The president added that if he had to offer a shooting response again — although he hoped he wouldn’t have to during his tenure — he promised to make the same appeal for political change.
Former Congresswoman Gabrielle Giffords, who was injured in a shooting in 2011 and now runs an anti-gun-violence nonprofit, said in a statement, “It happened again … We can do better than this. We must do better than this. This is not the America we all strive for, is it?”
Delta State University, a public school in Mississippi where a shooting occurred earlier this month, tweeted to say it was thinking of UCC today.

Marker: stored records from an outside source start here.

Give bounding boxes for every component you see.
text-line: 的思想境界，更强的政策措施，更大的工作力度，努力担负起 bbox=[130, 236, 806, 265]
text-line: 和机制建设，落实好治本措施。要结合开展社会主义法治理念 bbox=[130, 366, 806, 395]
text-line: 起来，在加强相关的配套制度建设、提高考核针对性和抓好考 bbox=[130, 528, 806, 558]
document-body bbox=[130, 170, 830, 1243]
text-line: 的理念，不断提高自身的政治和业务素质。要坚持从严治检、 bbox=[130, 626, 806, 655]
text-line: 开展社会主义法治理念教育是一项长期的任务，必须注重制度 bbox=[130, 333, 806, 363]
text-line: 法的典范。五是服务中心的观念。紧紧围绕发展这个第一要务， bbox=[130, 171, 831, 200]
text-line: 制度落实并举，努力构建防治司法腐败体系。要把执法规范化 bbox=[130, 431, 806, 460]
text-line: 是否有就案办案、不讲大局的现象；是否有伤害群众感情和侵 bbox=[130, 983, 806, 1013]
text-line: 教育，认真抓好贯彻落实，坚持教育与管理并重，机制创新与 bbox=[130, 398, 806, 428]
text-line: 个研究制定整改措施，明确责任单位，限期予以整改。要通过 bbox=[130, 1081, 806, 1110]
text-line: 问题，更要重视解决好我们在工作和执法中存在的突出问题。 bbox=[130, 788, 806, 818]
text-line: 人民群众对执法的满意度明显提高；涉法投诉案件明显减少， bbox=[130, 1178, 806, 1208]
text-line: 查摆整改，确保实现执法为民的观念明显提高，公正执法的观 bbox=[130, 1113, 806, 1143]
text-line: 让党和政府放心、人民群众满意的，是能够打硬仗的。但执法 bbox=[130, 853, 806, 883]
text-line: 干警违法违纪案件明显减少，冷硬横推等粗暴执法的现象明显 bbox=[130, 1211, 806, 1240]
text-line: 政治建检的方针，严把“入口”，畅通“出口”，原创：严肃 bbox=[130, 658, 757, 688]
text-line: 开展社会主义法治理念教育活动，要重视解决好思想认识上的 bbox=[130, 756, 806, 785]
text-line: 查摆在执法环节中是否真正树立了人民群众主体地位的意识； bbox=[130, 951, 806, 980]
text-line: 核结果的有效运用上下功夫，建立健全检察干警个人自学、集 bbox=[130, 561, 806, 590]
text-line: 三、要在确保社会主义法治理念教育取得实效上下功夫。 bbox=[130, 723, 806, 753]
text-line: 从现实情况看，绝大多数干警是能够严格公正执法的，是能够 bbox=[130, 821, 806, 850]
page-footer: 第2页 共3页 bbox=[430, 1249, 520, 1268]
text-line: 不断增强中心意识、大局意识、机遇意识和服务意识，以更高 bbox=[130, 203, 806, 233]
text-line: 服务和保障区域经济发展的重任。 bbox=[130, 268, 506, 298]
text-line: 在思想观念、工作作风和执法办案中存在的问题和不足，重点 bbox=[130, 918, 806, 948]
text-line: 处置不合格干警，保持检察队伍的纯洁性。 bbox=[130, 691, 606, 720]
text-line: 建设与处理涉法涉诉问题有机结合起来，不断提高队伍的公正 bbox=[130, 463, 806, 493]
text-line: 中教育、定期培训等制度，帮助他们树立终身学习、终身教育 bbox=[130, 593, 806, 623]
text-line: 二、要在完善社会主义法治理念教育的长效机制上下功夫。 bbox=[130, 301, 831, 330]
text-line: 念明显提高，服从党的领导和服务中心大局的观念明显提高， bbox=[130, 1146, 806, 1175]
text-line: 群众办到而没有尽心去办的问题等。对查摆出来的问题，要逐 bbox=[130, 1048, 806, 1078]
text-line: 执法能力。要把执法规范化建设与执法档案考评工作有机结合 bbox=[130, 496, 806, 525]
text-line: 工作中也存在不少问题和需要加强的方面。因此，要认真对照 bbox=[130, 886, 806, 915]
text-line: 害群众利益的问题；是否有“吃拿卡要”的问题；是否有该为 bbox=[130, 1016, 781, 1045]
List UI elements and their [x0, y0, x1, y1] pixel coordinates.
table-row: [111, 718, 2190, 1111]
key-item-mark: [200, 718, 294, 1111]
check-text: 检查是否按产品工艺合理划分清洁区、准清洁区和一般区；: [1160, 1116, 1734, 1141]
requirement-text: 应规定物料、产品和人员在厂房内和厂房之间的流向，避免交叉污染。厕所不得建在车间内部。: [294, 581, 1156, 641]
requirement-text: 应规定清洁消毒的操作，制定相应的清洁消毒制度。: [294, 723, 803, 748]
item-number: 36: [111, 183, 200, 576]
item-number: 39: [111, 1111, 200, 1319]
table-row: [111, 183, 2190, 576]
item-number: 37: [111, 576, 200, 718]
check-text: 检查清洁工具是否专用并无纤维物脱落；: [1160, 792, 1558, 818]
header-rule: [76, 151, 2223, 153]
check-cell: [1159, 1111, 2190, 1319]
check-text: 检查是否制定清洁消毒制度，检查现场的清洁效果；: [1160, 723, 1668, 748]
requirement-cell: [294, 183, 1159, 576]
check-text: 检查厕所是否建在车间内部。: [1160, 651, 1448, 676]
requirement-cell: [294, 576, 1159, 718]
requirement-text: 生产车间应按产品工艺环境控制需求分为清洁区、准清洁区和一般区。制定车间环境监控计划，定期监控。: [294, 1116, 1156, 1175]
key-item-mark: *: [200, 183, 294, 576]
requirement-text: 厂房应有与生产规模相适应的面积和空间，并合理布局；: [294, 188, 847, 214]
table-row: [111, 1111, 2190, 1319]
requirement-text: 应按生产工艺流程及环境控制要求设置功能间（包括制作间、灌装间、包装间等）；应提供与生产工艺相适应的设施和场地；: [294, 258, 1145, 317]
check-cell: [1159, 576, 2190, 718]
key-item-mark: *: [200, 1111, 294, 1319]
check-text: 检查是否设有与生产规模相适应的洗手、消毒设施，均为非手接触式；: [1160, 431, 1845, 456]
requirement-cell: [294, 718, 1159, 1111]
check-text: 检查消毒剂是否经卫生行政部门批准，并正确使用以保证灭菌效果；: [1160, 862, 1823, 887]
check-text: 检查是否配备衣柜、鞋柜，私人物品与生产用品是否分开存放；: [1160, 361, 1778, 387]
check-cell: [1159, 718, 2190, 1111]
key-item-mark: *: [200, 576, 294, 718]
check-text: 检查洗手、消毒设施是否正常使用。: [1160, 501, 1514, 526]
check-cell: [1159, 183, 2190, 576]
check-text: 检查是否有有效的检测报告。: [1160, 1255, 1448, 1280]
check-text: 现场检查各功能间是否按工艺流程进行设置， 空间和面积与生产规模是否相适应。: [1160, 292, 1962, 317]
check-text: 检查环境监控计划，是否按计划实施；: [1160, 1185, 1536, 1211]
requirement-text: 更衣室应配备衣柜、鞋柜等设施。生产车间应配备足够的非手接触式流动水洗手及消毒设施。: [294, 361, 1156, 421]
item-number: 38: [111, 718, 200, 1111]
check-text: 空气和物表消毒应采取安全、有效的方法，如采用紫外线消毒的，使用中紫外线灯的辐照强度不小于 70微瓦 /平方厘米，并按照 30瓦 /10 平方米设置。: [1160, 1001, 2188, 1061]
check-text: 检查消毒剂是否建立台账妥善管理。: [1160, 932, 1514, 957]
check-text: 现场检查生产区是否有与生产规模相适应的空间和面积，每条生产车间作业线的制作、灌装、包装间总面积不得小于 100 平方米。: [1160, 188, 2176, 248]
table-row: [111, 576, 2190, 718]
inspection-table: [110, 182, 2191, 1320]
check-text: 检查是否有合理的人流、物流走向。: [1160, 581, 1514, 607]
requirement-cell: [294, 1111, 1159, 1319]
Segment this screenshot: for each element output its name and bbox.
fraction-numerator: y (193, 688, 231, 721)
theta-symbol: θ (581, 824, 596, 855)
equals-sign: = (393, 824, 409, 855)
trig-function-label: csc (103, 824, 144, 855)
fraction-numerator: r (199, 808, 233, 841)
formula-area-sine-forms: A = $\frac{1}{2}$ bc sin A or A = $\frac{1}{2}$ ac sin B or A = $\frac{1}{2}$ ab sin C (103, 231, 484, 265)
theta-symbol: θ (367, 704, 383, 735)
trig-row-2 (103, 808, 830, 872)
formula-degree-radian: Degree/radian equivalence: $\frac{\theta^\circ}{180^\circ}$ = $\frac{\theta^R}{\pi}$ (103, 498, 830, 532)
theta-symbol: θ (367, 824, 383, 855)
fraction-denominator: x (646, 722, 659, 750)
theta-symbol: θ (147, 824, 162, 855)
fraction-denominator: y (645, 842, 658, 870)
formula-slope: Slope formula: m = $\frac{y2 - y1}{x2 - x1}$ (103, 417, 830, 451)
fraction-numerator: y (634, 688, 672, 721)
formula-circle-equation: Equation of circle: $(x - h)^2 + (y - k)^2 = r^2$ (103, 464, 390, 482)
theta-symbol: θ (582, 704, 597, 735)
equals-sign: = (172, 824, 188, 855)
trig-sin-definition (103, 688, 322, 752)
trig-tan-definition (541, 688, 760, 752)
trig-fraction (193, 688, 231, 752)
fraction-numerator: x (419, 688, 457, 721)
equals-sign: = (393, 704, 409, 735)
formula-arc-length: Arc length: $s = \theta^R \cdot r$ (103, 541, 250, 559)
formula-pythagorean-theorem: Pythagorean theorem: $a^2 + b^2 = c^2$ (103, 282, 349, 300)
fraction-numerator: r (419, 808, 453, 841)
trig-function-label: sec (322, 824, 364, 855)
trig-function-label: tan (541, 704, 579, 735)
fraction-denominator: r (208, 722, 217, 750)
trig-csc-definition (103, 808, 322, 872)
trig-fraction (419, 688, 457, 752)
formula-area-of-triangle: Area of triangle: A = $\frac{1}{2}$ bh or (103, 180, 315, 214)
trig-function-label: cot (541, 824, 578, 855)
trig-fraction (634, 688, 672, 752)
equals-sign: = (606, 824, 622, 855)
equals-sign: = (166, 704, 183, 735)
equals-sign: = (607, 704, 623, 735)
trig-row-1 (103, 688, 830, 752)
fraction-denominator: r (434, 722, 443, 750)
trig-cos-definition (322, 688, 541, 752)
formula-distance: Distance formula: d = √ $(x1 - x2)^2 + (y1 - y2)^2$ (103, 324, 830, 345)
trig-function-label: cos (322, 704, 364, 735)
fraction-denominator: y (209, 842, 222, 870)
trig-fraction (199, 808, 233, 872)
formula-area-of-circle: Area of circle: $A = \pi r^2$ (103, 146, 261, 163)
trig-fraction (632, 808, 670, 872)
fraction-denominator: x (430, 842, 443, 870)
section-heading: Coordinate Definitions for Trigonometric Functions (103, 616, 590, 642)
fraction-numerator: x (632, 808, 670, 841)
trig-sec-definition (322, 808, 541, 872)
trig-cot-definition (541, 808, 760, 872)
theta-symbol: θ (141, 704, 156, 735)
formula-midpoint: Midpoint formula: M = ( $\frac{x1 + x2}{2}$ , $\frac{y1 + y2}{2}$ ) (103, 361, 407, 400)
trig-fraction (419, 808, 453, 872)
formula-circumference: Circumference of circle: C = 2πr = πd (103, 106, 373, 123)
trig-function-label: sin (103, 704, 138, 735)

The president of Virginia Tech also reached out to city manager Lance Colley.
Students, faculty, and family gathered for a candlelight vigil in a park in Roseburg on Thursday night. Governor Brown, Colley, and many professors spoke. “We know this is not going to be our defining moment,” a computer-science teacher said, according to the Times. “We’re going to go back to school Monday. We will not be terrorized, and we will not be intimidated by these types of people.”
Many of the 2016 presidential candidates have responded to the tragedy as well. Several Democratic candidates saw the shooting as another sign that gun-control measures need to be passed.
Meanwhile, many Republican candidates said that gun control is not the answer.
“You’re going to have these things happen and it’s a horrible thing to behold, horrible,” Donald Trump said. “It’s not politically correct to say that, but you’re going to have difficulty and that will be for the next million years, there’s going to be difficulty and people are going to slip through the cracks. What are you going to do, institutionalize everybody?”
“It’s very sad to see,” Jeb Bush said on Friday when asked about the shooting. “But I resist the notion — and I had this challenge as governor — because we had — look, stuff happens, there’s always a crisis. And the impulse is always to do something and it’s not necessarily the right thing to do.”
“Criminals don’t follow gun laws. Only law-abiding people follow gun laws,” Senator Marco Rubio said. “And there is just no evidence that these gun laws would prevent these shootings.” Ben Carson said something similar: “Gun control only works for normal law abiding citizens. It doesn’t work for crazies.”
This post has been updated throughout.